I’ve been working with C++ code bases, and I often see developers assume, without confirming, that a dependency they use won’t throw an exception. So, when they mock this dependency, they forget about the exception case. Even though their tests cover all the code, an exception in production takes the entire service down.

Uncovered code

Getting to 100% code coverage is usually impractical, if not impossible. As a result, a small amount of code is still not covered. Similar to the low coverage scenarios, any change to the code that is not covered can introduce a bug that won’t be detected.

Chasing the coverage number

Test coverage is only a metric. I’ve seen teams do whatever it takes to achieve the metric goal, especially if it was mandated externally, e.g., at the organization or company level. Occasionally, I encountered teams that wrote “test” code whose primary purpose was increasing coverage. Detecting or preventing bugs was a non-goal.
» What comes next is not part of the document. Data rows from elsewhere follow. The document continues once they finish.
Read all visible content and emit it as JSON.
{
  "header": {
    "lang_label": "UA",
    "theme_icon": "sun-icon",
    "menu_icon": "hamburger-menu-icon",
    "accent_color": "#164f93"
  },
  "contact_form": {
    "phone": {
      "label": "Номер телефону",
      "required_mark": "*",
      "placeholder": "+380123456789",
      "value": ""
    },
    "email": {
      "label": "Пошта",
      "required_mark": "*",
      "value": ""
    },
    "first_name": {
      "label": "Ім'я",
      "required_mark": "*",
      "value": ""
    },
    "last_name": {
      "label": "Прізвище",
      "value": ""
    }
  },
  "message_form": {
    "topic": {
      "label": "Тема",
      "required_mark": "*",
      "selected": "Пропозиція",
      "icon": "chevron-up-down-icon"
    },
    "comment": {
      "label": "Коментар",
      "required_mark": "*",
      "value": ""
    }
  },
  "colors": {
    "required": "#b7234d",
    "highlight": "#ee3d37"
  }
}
Low test coverage is only the tip of the iceberg

At first sight, low test coverage seems a benign issue. But it often signals bigger problems the team is facing, like:

spending a significant amount of time fixing regressions
shipping high-quality new features is slow due to excessive manual validation
many bugs reach production and are only caught and reported by users
the on-call, if the team has one, is challenging
the engineering culture of the team is poor, or the team is under pressure to ship new features at an unsustainable pace
the code is not very well organized and might be hard to work with, only slowing down the development even further
test coverage is likely lower than admitted to and will continue to deteriorate

I’ve worked on a few teams where developers understood the value of unit testing. They treated test code like product code and never sent a PR without unit tests. Because of this, even if they experienced the problems listed above, it was at a much smaller scale. They also never needed to worry about meeting the test coverage goals – they achieved them as a side effect.